Actors. Students. Professors. The very thought of it. She did love her Trevor. She worshipped her Trevor. He was the sexiest guy in the world. He was cool and handsome and rough and tough and everything a man was supposed to be. Every time he looked at her she got goose skin. But he wasn’t clever, her Trevor, not in that way. He knew a lot about the things he liked, like rugby and cricket and football and fish. He could even speak a few words of Italian. ‘
Ti amo, mi amore
.’ Made her want to stick her hand down the front of his trousers and just grab him when he said that to her. But in some ways, well, it pained her to say it, but in some ways he was really quite stupid.

She hadn’t been able to shake the idea of another man’s sperm from her consciousness after that.

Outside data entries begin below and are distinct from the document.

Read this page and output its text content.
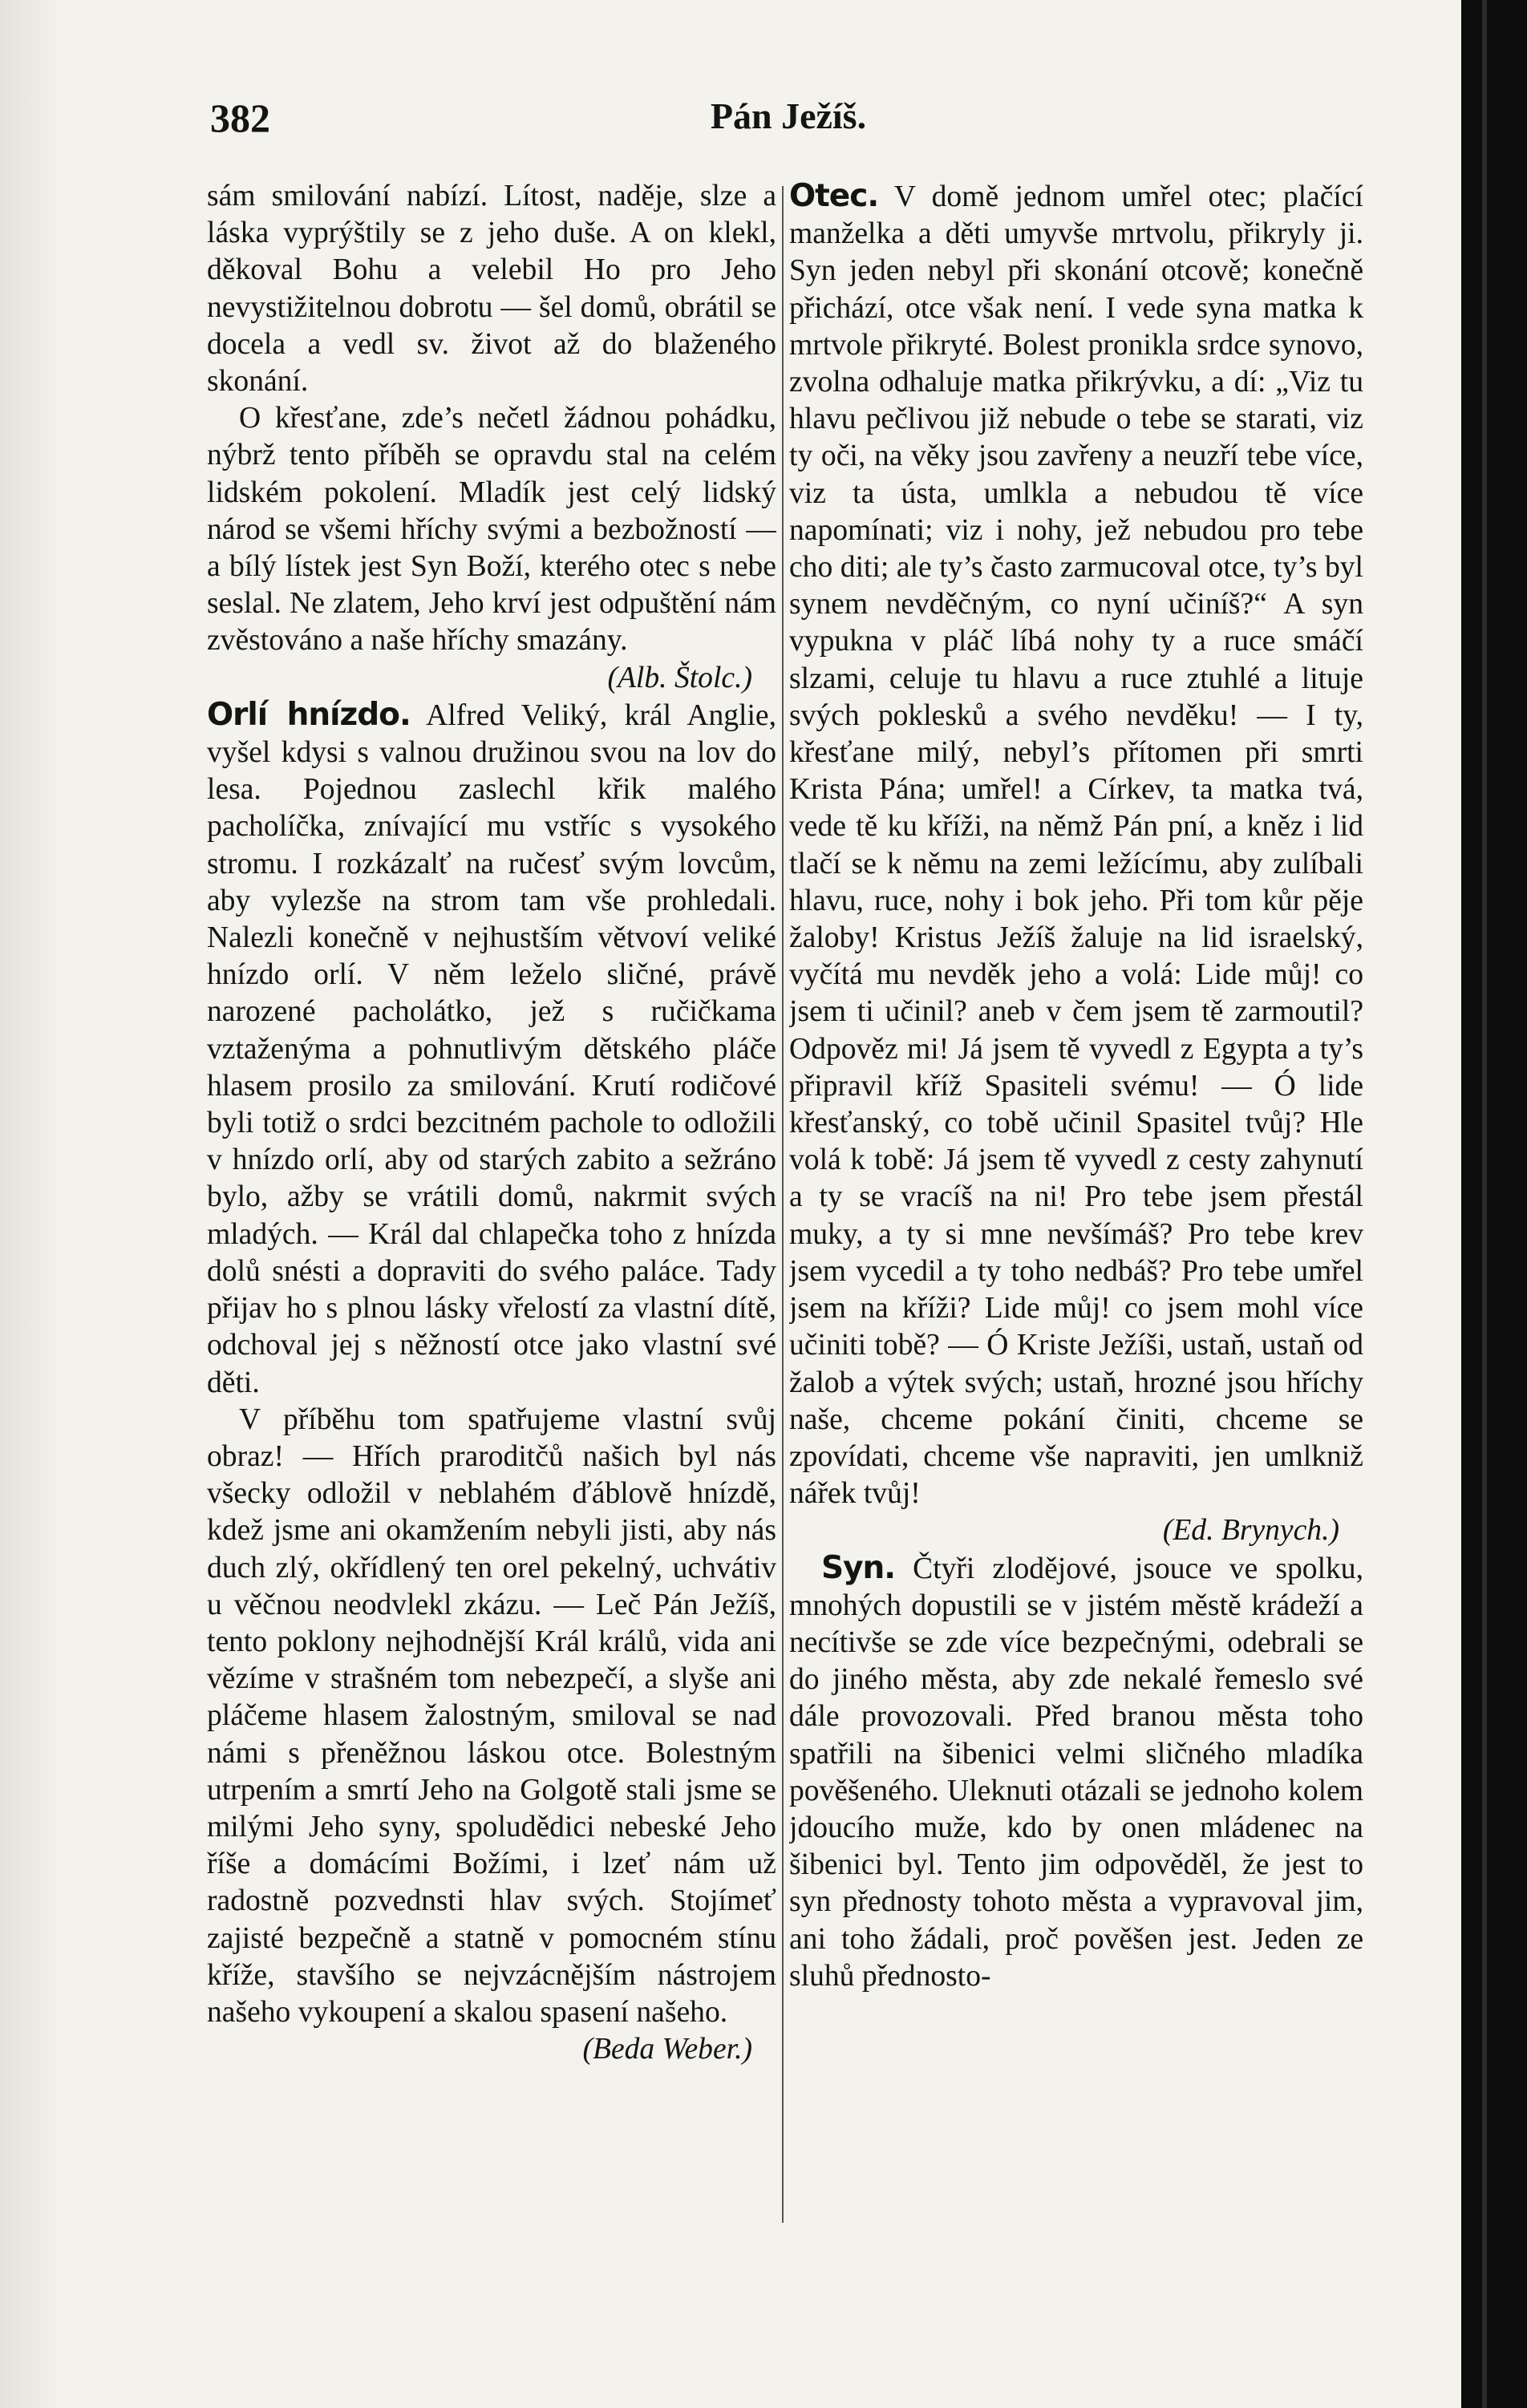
382	Pán Ježíš.

sám smilování nabízí. Lítost, naděje, slze a láska vyprýštily se z jeho duše. A on klekl, děkoval Bohu a velebil Ho pro Jeho nevystižitelnou dobrotu — šel domů, obrátil se docela a vedl sv. život až do blaženého skonání.

O křesťane, zde’s nečetl žádnou pohádku, nýbrž tento příběh se opravdu stal na celém lidském pokolení. Mladík jest celý lidský národ se všemi hříchy svými a bezbožností — a bílý lístek jest Syn Boží, kterého otec s nebe seslal. Ne zlatem, Jeho krví jest odpuštění nám zvěstováno a naše hříchy smazány.
(Alb. Štolc.)

Orlí hnízdo. Alfred Veliký, král Anglie, vyšel kdysi s valnou družinou svou na lov do lesa. Pojednou zaslechl křik malého pacholíčka, znívající mu vstříc s vysokého stromu. I rozkázalť na ručesť svým lovcům, aby vylezše na strom tam vše prohledali. Nalezli konečně v nejhustším větvoví veliké hnízdo orlí. V něm leželo sličné, právě narozené pacholátko, jež s ručičkama vztaženýma a pohnutlivým dětského pláče hlasem prosilo za smilování. Krutí rodičové byli totiž o srdci bezcitném pachole to odložili v hnízdo orlí, aby od starých zabito a sežráno bylo, ažby se vrátili domů, nakrmit svých mladých. — Král dal chlapečka toho z hnízda dolů snésti a dopraviti do svého paláce. Tady přijav ho s plnou lásky vřelostí za vlastní dítě, odchoval jej s něžností otce jako vlastní své děti.

V příběhu tom spatřujeme vlastní svůj obraz! — Hřích praroditčů našich byl nás všecky odložil v neblahém ďáblově hnízdě, kdež jsme ani okamžením nebyli jisti, aby nás duch zlý, okřídlený ten orel pekelný, uchvátiv u věčnou neodvlekl zkázu. — Leč Pán Ježíš, tento poklony nejhodnější Král králů, vida ani vězíme v strašném tom nebezpečí, a slyše ani pláčeme hlasem žalostným, smiloval se nad námi s přeněžnou láskou otce. Bolestným utrpením a smrtí Jeho na Golgotě stali jsme se milými Jeho syny, spoludědici nebeské Jeho říše a domácími Božími, i lzeť nám už radostně pozvednsti hlav svých. Stojímeť zajisté bezpečně a statně v pomocném stínu kříže, stavšího se nejvzácnějším nástrojem našeho vykoupení a skalou spasení našeho.
(Beda Weber.)

Otec. V domě jednom umřel otec; plačící manželka a děti umyvše mrtvolu, přikryly ji. Syn jeden nebyl při skonání otcově; konečně přichází, otce však není. I vede syna matka k mrtvole přikryté. Bolest pronikla srdce synovo, zvolna odhaluje matka přikrývku, a dí: „Viz tu hlavu pečlivou již nebude o tebe se starati, viz ty oči, na věky jsou zavřeny a neuzří tebe více, viz ta ústa, umlkla a nebudou tě více napomínati; viz i nohy, jež nebudou pro tebe cho diti; ale ty’s často zarmucoval otce, ty’s byl synem nevděčným, co nyní učiníš?“ A syn vypukna v pláč líbá nohy ty a ruce smáčí slzami, celuje tu hlavu a ruce ztuhlé a lituje svých poklesků a svého nevděku! — I ty, křesťane milý, nebyl’s přítomen při smrti Krista Pána; umřel! a Církev, ta matka tvá, vede tě ku kříži, na němž Pán pní, a kněz i lid tlačí se k němu na zemi ležícímu, aby zulíbali hlavu, ruce, nohy i bok jeho. Při tom kůr pěje žaloby! Kristus Ježíš žaluje na lid israelský, vyčítá mu nevděk jeho a volá: Lide můj! co jsem ti učinil? aneb v čem jsem tě zarmoutil? Odpověz mi! Já jsem tě vyvedl z Egypta a ty’s připravil kříž Spasiteli svému! — Ó lide křesťanský, co tobě učinil Spasitel tvůj? Hle volá k tobě: Já jsem tě vyvedl z cesty zahynutí a ty se vracíš na ni! Pro tebe jsem přestál muky, a ty si mne nevšímáš? Pro tebe krev jsem vycedil a ty toho nedbáš? Pro tebe umřel jsem na kříži? Lide můj! co jsem mohl více učiniti tobě? — Ó Kriste Ježíši, ustaň, ustaň od žalob a výtek svých; ustaň, hrozné jsou hříchy naše, chceme pokání činiti, chceme se zpovídati, chceme vše napraviti, jen umlkniž nářek tvůj!
(Ed. Brynych.)

Syn. Čtyři zlodějové, jsouce ve spolku, mnohých dopustili se v jistém městě krádeží a necítivše se zde více bezpečnými, odebrali se do jiného města, aby zde nekalé řemeslo své dále provozovali. Před branou města toho spatřili na šibenici velmi sličného mladíka pověšeného. Uleknuti otázali se jednoho kolem jdoucího muže, kdo by onen mládenec na šibenici byl. Tento jim odpověděl, že jest to syn přednosty tohoto města a vypravoval jim, ani toho žádali, proč pověšen jest. Jeden ze sluhů přednosto-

Walked around for the rest of the day, imagining herself on a white bed, legs in stirrups, introducing the fruit of a stranger’s loins to the darkness of her waiting body, imagining the eager little things scurrying their way up there towards the golden light of her radiant egg. Then she thought of Trevor’s sperm. Drunk sperm, too busy showing off to each other to find their way through the gloam. She imagined them squaring up to each other: D’you want some? Well, do you? Stupid sperm. Stupid, lazy, macho sperm.

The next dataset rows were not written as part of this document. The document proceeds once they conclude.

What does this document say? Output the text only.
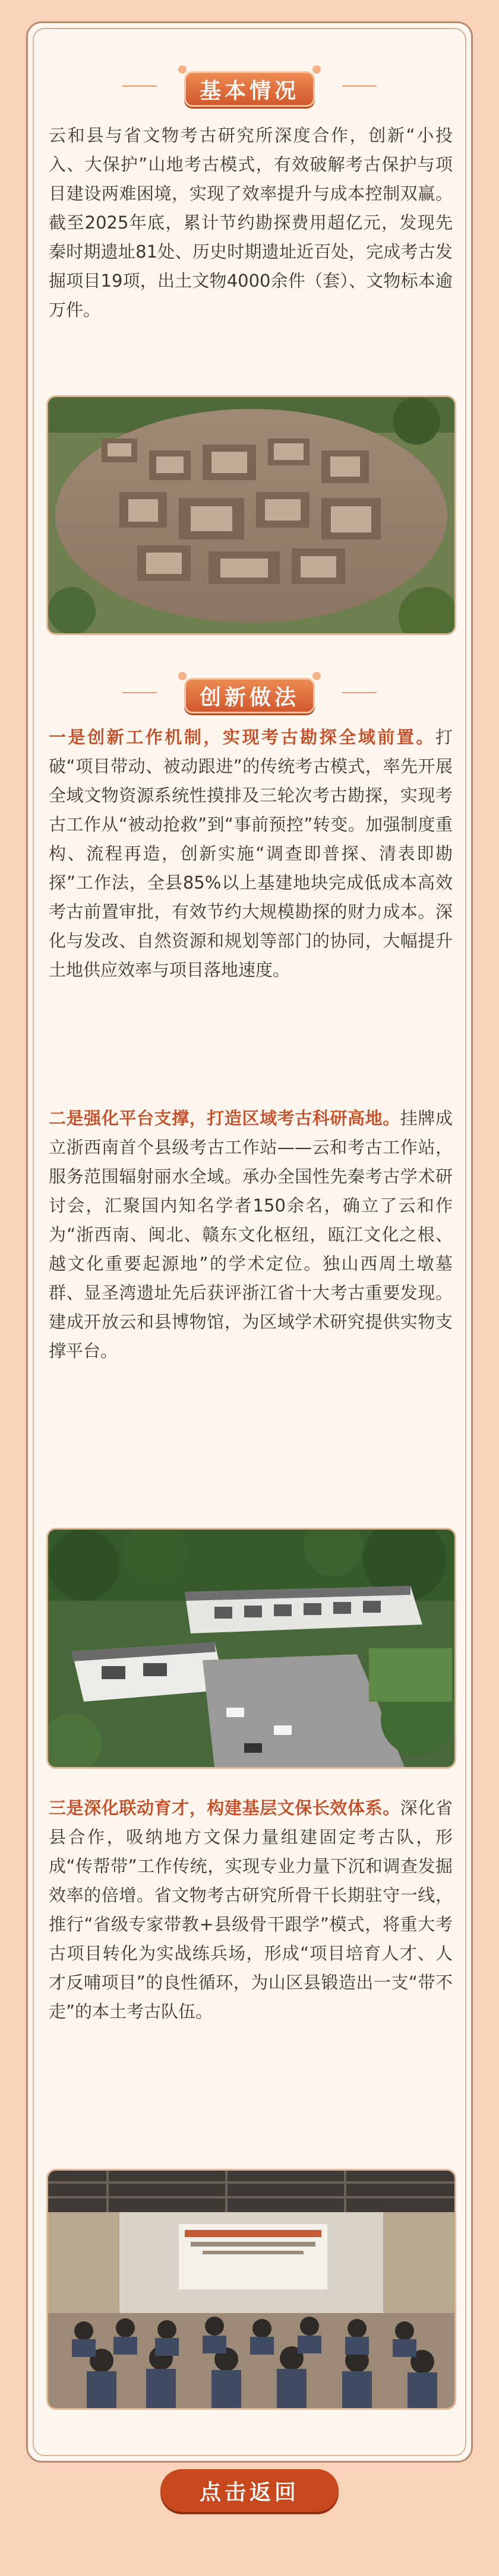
基本情况
云和县与省文物考古研究所深度合作，创新“小投入、大保护”山地考古模式，有效破解考古保护与项目建设两难困境，实现了效率提升与成本控制双赢。截至2025年底，累计节约勘探费用超亿元，发现先秦时期遗址81处、历史时期遗址近百处，完成考古发掘项目19项，出土文物4000余件（套）、文物标本逾万件。
创新做法
一是创新工作机制，实现考古勘探全域前置。打破“项目带动、被动跟进”的传统考古模式，率先开展全域文物资源系统性摸排及三轮次考古勘探，实现考古工作从“被动抢救”到“事前预控”转变。加强制度重构、流程再造，创新实施“调查即普探、清表即勘探”工作法，全县85%以上基建地块完成低成本高效考古前置审批，有效节约大规模勘探的财力成本。深化与发改、自然资源和规划等部门的协同，大幅提升土地供应效率与项目落地速度。
二是强化平台支撑，打造区域考古科研高地。挂牌成立浙西南首个县级考古工作站——云和考古工作站，服务范围辐射丽水全域。承办全国性先秦考古学术研讨会，汇聚国内知名学者150余名，确立了云和作为“浙西南、闽北、赣东文化枢纽，瓯江文化之根、越文化重要起源地”的学术定位。独山西周土墩墓群、显圣湾遗址先后获评浙江省十大考古重要发现。建成开放云和县博物馆，为区域学术研究提供实物支撑平台。
三是深化联动育才，构建基层文保长效体系。深化省县合作，吸纳地方文保力量组建固定考古队，形成“传帮带”工作传统，实现专业力量下沉和调查发掘效率的倍增。省文物考古研究所骨干长期驻守一线，推行“省级专家带教+县级骨干跟学”模式，将重大考古项目转化为实战练兵场，形成“项目培育人才、人才反哺项目”的良性循环，为山区县锻造出一支“带不走”的本土考古队伍。
点击返回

By the time she got home from the clinic she was really quite angry with Trevor and his sperm and had all but made up her mind that she was going to do it, she was going to go to a sperm clinic and ask for some sperm from a nice, clever teetotal man. But there he was, as she walked in the door of their cosy little flat just outside Tonypandy. He was filleting a fish on the kitchen counter, wearing his silly apron, the one with the picture of the naked woman on it that his brother had bought him for Christmas the year before, and his face lit up at the sight of her and he was so gorgeous and so silly and so damn perfect, she couldn’t help it, she just wanted to cuddle him and kiss him and not talk about sperm or babies or cotton boxer shorts.